A year after the Federal Reserve kicked off its most aggressive interest-rate hiking cycle in decades, the US stock market is at a pivotal stage, with jittery investors needing soothing more than ever.

The S&P 500 Index tumbled more than 4% last week, the most since September, after the collapse of high-profile Silicon Valley lender SVB Financial Group sparked fears of additional risks hiding on other banks’ balance sheets. Meanwhile, questions are swirling around the Fed’s policy path as the central bank enters its quiet period before its March 22 rate decision.

With Fed officials silent, all eyes are on Tuesday’s release of the consumer price index, after last week’s jobs data signaled inflation may be cooling. It sets the stage for a make-or-break stretch for stocks leading up to the central bank’s announcement and Chair Jerome Powell’s subsequent discussion of the path forward.

“There’s heightened sensitivity among investors to the CPI data, especially given what’s happening in the banking sector and concerns that the Fed’s interest-rate cycle is starting to have rippling effects throughout the economy,” said Yung-Yu Ma, chief investment strategist at BMO Wealth Management. “This is somewhat of a fragile time for equities.”

The CPI report is expected to give further evidence of ebbing inflation pressures, with forecasts calling for an annual growth rate of 6% in February, down from 6.4% in January. Should that be the case, it could strengthen reemerging bets in the swaps market that the Fed will end its tightening campaign around mid-year and cut rates by year-end, laying the foundation for an equities rebound in the second half of 2023.

Risky days

It’s been a brutal year for stocks since the Fed began its tightening campaign on March 16, 2022. Rising rates dented the allure of technology and growth shares for most of last year, with the Nasdaq 100 Index plunging 33% in its largest drop since 2008. The S&P 500 also posted its biggest annual decline since the global financial crisis, tumbling 19%.

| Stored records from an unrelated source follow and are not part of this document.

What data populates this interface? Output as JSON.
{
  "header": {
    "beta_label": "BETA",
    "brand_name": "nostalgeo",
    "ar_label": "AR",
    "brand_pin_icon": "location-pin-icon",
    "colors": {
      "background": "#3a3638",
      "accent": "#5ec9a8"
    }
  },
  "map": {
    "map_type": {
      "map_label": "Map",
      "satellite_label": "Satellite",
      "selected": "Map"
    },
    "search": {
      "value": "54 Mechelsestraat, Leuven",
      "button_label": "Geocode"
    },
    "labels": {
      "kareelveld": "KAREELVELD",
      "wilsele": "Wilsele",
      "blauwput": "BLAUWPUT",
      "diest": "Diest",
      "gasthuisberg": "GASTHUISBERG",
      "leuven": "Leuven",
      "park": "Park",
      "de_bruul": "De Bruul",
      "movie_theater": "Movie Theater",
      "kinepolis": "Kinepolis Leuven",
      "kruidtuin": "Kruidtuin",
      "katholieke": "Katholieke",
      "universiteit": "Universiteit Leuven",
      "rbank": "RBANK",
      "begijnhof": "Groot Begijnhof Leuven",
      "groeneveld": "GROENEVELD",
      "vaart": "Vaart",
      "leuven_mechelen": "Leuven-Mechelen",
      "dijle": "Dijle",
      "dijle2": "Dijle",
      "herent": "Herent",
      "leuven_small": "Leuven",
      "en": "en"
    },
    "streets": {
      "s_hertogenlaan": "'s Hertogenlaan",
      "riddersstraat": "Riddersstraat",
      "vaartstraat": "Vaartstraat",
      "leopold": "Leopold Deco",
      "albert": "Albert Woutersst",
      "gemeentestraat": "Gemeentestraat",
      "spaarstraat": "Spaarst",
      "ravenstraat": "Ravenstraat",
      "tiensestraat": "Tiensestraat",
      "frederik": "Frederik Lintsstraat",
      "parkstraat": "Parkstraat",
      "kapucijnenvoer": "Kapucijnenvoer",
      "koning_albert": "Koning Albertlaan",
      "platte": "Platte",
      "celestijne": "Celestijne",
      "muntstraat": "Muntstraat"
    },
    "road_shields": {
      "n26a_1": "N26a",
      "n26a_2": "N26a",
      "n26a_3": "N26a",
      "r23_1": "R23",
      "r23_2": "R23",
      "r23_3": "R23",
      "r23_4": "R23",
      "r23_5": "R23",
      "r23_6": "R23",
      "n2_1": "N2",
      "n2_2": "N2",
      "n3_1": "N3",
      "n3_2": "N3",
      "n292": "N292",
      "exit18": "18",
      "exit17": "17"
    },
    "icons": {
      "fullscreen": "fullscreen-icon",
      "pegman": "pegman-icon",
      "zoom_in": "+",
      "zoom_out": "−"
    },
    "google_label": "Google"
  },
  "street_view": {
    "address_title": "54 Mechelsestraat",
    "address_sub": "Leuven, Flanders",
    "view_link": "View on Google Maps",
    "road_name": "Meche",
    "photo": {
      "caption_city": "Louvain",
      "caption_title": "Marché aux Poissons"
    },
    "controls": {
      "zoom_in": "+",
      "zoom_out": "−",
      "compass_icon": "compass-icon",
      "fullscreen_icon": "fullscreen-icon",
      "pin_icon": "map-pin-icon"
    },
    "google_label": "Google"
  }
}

Stocks rallied to start 2023, but have since come back down, with the S&P 500 essentially flat for the year. So this week’s economic figures carry plenty of risk. Any sign that inflation is still stubbornly elevated may reignite bets on a more hawkish Fed, putting pressure on expensive corners of the stock market, such as technology.

At the end of last week, swaps traders downshifted wagers on the Fed’s peak rate to roughly 5.3% at midyear from as high as 5.7% in September just days earlier. That shift fueled the biggest tumble in two-year Treasury yields since 2008. Traders are also now favoring a quarter-point Fed increase this month instead of a half, from its current range of 4.5%-4.75%.

In addition, near-term anxiety is on full display in stocks. A gauge of projected S&P 500 turbulence over the next two weeks — which includes updates on CPI and producer prices, the Fed decision and S&P Global services PMI data — is hovering near 25, some 3.2 points above the expected volatility two months from now. That’s the widest gap since October.

“The jobs data together with the inflation print and the Fed’s rate decision will give investors a good sense of how the Fed’s path to price stability is going to look,” said Quincy Krosby, chief global strategist at LPL Financial.

The key issue facing Wall Street is how close the Fed is to ending its rate increases — a juncture that historically has delivered double-digit returns for equities.

The past eight hiking cycles saw the Fed continue to lift its benchmark until it was above CPI, according to Carson Investment Research. That means there still could be more room for the Fed to lift rates to tame high prices.

“This is a very nervous market, but the Fed’s medicine is working,” said Eric Diton, president and managing director of The Wealth Alliance. It takes one to two years for rate hikes to filter “through the economy so the next few months will probably be bumpy for stock investors.”